Data suggests Moreno has a point. Trade among Latin American countries accounts for less than 20% of the region’s overall commerce. That’s half the level of intra-regional trade in Eastern Europe and Central Asia, and just a third the level in East Asia, according to the International Monetary Fund. Countless think-tank studies in recent years have pointed to how greater trade, investment and infrastructure among Latin American countries would lead to billions of dollars in new economic growth and jobs.
There are other reasons for the difficulties, of course, including difficult geography along national borders (think the Amazon in Brazil). But low trust among leaders, and therefore governments, is probably an underappreciated factor. The recently departed presidents of Argentina and Brazil, Alberto Fernández and Jair Bolsonaro, spent years sniping at each other while barely speaking in person; diplomats from both countries have told me that had a chilling effect on Mercosur, South America’s perpetually troubled trading bloc.
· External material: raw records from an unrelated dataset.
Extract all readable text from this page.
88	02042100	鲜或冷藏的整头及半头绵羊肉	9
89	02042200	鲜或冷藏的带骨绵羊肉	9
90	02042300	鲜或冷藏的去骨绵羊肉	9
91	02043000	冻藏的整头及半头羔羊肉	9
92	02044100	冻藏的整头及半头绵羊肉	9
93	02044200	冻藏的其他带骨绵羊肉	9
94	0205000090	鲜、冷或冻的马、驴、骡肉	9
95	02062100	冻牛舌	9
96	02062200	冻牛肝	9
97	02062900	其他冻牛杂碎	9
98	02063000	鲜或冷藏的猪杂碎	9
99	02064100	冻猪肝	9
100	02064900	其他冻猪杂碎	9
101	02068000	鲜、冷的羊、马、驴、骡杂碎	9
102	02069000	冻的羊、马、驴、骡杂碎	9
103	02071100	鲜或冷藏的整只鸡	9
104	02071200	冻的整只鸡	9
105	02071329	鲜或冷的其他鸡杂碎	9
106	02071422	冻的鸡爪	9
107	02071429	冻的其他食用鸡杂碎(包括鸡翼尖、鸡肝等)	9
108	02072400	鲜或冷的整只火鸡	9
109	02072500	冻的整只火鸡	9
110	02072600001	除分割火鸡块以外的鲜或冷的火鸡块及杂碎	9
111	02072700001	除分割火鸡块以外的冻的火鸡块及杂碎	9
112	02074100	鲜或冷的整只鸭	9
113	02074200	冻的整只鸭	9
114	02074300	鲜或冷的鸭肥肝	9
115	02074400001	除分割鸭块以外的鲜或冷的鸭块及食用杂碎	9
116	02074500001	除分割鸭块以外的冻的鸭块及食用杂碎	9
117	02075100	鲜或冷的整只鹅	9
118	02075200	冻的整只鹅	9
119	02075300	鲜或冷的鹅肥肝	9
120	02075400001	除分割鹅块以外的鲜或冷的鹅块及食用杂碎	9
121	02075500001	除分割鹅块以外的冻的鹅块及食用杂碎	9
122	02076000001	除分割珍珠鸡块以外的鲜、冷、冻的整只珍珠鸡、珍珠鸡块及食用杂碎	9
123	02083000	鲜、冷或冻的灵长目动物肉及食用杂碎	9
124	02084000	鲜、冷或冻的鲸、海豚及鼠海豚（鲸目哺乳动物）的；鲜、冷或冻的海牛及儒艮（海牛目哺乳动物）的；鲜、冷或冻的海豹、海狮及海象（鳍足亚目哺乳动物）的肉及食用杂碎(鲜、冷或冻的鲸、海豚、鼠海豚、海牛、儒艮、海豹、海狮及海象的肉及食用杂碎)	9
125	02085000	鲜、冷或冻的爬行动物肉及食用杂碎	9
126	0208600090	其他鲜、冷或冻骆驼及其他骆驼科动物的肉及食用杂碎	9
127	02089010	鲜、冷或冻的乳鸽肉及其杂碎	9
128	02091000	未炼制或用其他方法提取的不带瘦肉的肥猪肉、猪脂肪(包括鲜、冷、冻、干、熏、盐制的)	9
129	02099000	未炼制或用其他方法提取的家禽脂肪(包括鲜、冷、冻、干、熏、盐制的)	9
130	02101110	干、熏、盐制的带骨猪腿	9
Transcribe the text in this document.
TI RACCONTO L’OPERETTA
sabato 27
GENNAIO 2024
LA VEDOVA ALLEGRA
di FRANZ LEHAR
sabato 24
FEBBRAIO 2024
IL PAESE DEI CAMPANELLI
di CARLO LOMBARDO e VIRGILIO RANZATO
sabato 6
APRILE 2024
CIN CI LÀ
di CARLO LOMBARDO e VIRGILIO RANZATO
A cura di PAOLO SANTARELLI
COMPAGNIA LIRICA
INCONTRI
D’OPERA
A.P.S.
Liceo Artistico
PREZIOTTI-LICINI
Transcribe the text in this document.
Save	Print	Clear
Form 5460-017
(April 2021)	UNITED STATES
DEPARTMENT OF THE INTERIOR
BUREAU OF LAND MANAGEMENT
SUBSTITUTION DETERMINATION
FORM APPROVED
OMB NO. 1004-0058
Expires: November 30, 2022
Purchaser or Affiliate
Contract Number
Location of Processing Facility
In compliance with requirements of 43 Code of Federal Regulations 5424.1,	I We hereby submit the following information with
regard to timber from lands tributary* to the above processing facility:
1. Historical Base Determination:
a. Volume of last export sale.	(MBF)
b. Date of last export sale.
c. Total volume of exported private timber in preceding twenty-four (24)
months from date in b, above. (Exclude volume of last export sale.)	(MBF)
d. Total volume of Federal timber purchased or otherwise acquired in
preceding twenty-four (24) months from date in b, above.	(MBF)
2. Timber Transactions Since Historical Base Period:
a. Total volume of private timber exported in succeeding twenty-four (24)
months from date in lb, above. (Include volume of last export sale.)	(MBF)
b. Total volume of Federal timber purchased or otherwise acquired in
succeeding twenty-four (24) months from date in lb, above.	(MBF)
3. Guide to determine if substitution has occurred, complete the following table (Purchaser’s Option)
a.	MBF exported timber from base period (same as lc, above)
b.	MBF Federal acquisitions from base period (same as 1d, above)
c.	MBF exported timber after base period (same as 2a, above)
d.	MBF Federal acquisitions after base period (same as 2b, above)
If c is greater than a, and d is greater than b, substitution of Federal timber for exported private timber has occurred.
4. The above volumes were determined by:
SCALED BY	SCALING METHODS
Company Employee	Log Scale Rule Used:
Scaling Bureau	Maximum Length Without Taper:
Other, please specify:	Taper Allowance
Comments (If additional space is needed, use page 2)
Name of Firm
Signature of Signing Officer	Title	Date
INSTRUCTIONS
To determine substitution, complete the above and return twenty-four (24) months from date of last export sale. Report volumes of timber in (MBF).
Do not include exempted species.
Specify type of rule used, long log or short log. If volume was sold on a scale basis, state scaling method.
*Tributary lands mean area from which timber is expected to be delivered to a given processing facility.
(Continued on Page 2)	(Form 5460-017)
Many of these clashes are driven not by personality quirks, but by a profound ideological divide. At the most fundamental level, it is probably Latin America’s gap between rich and poor, the world’s largest, that pushes politicians into such strongly opposed blocs of left and right, and often makes dialogue so hard. It is no coincidence that politics in my country, the United States, has become more contentious in recent years as inequality grew.
And yet, civility is still possible in Latin America, as elsewhere. A Mercosur summit convened by Brazil’s leftist President Luiz Inácio Lula da Silva ended with a solid agenda and toothy grins, including from the conservative presidents of Uruguay and Paraguay. Piñera’s successor in Chile, Gabriel Boric, has also been a model, warmly welcoming Milei’s victory, for example. If other presidents and officials throughout Latin America could commit to a less ideologically driven, more state-to-state relationship among their nations, the economic and geopolitical rewards would be huge.
Call it the civility dividend.
And a great way to honor the passing of an admired leader.